Los doctores se miraron brevemente. Por fin, Marín carraspeó. De repente parecía nervioso y dubitativo, y Aranda tuvo la sensación de que evitaba mirarle a los ojos.

– Vamos a necesitar lo que… le pedimos.

Un inesperado silencio descendió sobre la sala; Romero parecía una versión en piedra de sí mismo. Permaneció así unos instantes, sin mover un solo músculo de la cara, sin decir nada.

– Hablaremos de eso en privado -exclamó al fin, poniendo especial cuidado en enfatizar cada sílaba. Barraca quiso añadir algo, pero el teniente se volvió, dándole la espalda y concentrándose en Aranda.

– Pero teniente… -interrumpió Barraca, intentando captar su mirada de nuevo.

– ¡Ahora NO! -explotó Romero, lanzando finísimas partículas de saliva por los aires.

Las venas de su cuello se hincharon, y su semblante adquirió una tonalidad roja. Aranda y los dos doctores dieron un respingo, sobrecogidos por el inesperado giro de la situación. Toda la estudiada calma del teniente se había evaporado. Aranda se puso tenso.

– Maldita sea… -añadió Romero, pasando un tembloroso pulgar por la línea de sus cejas-. Vengan conmigo. Sólo será un momento.

Aranda sacudió brevemente la cabeza, sintiéndose terriblemente incómodo. Los vio salir por la puerta por donde habían llegado y cerrarla tras ellos, y casi al instante, un profundo silencio cayó sobre la sala. Era tan denso y tan palpable que tuvo la sensación de intentar respirar a través de una tela. El corazón, acuciado por un creciente desasosiego, le latía con fuerza en el pecho.

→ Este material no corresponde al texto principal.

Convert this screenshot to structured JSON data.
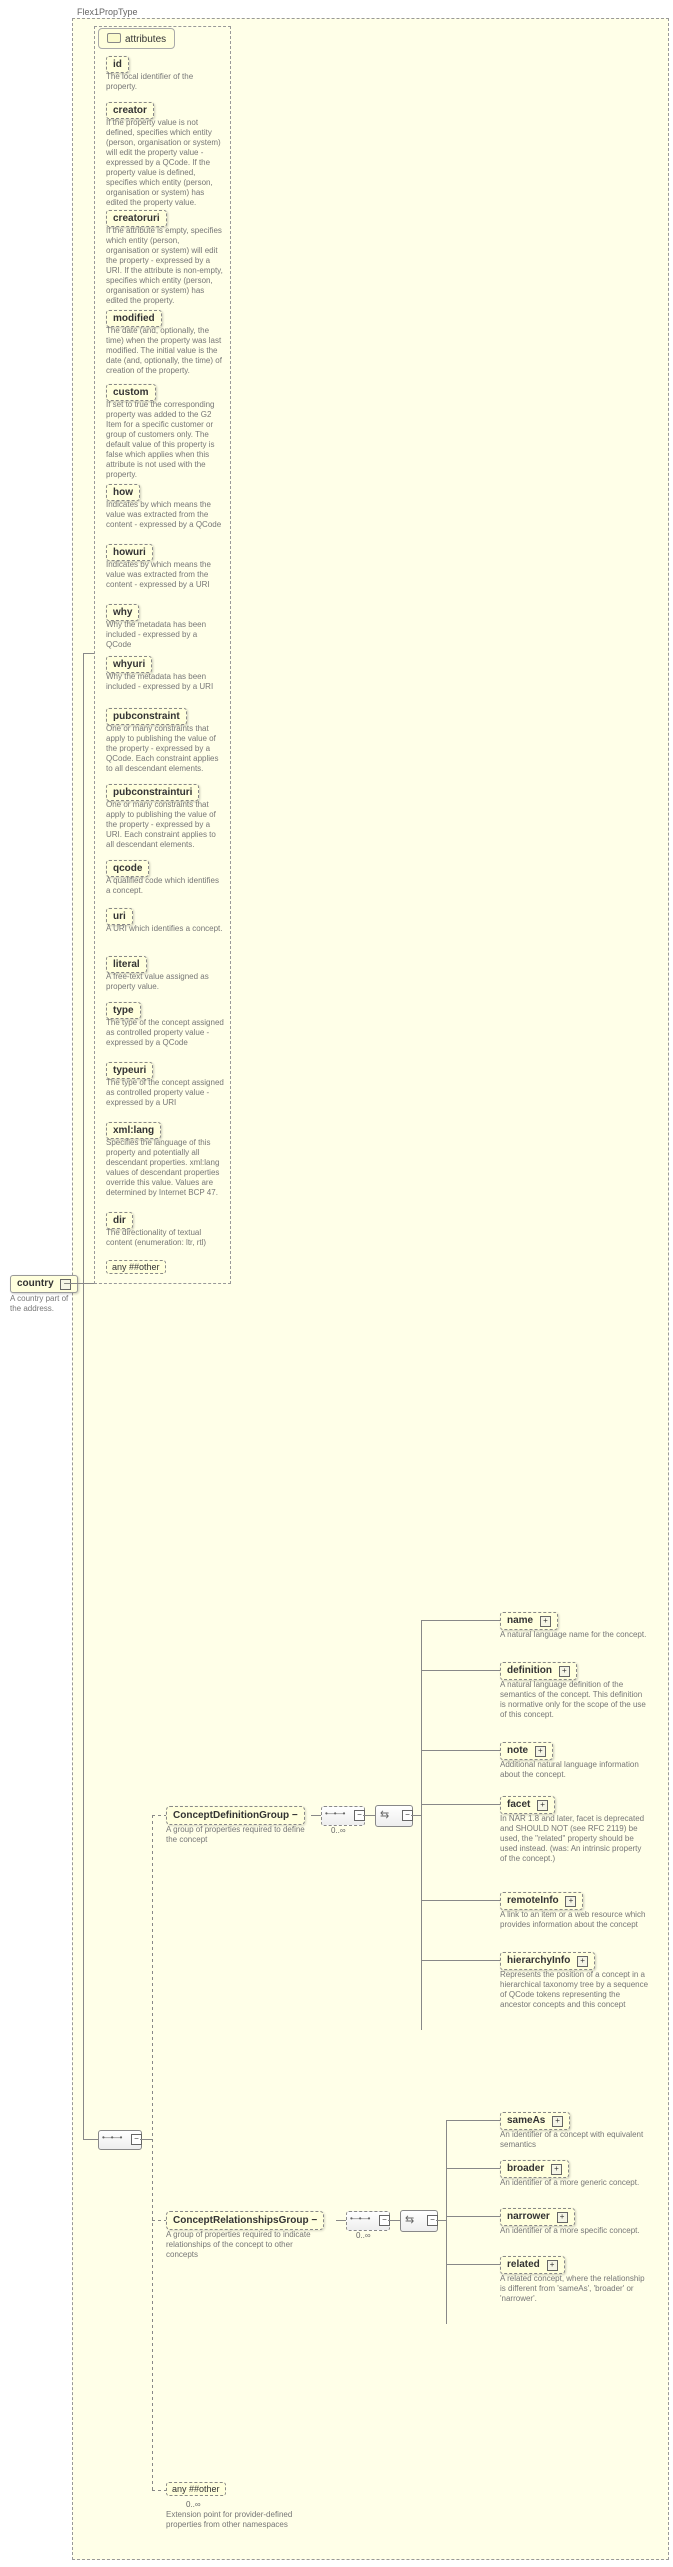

Suponía que Romero debía estar sometido a un profundo estrés, si era el cabeza visible de aquella comunidad, y por lo tanto, el máximo responsable de su seguridad. Bajo ese prisma, y aunque él nunca había tenido problemas de ese tipo, podía entender su estallido emocional. Demasiadas vidas dependían de sus decisiones, y el tiempo seguía pasando sin que se viera una solución al problema. Estaba seguro de que, cada día que pasaba, grupos de supervivientes sucumbían finalmente a la demencia que había asolado al planeta, por uno u otro motivo, en alguna parte del mundo. Como Carranque.

Pero había algo más. Lo notaba en la piel, en el suave frufrú del movimiento espasmódico del cadáver que yacía en la mesilla, frotándose contra las bandas negras, y en el invisible crepitar del aire, tan característico del silencio absoluto. Aquello no le gustaba, no le gustaba en absoluto. La escena era demasiado surrealista, casi una broma, como para poder ser considerada en serio. La imagen de los dos doctores, con sus trajes sucios, desmontando el cadáver de un zombi era demasiado extraña. ¿Dónde estaban los ayudantes?, ¿no disponían de más personal?, ¿por qué, después de tres meses, seguían necesitando hurgar en las tripas de un espécimen vivo?, ¿dónde estaba el material especializado?, ¿dónde estaba la higiene , por el amor de Dios?

Las preguntas se agolpaban en su mente, girando a toda velocidad como una nebulosa que cobra forma y que, en cada evolución, produce una inquietud tras otra. Y entonces, como movido por un impulso irrefrenable, se acercó a la puerta y pegó la oreja.

El sonido llegaba sólo parcialmente y distorsionado por la gruesa madera, pero todavía era capaz de entender algo.

… guien vivo … -dijo una voz, que parecía la de Marín.

Aranda cerró los ojos, en un intento de enfocar mejor su capacidad auditiva.

… no fue fácil la última vez…… ¿?… la situación… -contestó Romero.

Lo sabemos, pero es imprescindible -exclamó Marín, con voz inesperadamente clara. Aranda lo imaginaba moviéndose mientras hablaba; en ese momento debía estar cerca de la puerta.

Barraca añadió algo, pero su voz grave degeneraba demasiado a través de la madera y no pudo descifrar nada.

Pero… ¿?… probar sus efectos

Eso sólo puede hacerse con alguien vivo -añadió Marín.

Conseguirán que se… ¿?… Espero que sepan lo que están haciendo… -exclamó Romero.

Barraca comenzó a hablar. Aranda intentó concentrarse, dejando la mente vacía para absorber todos los sonidos y que éstos, por su propia naturaleza, formaran palabras conocidas en su cabeza, pero fue inútil. Escuchó hablar a Barraca durante casi un minuto, pero fue incapaz de extraer nada de su monólogo.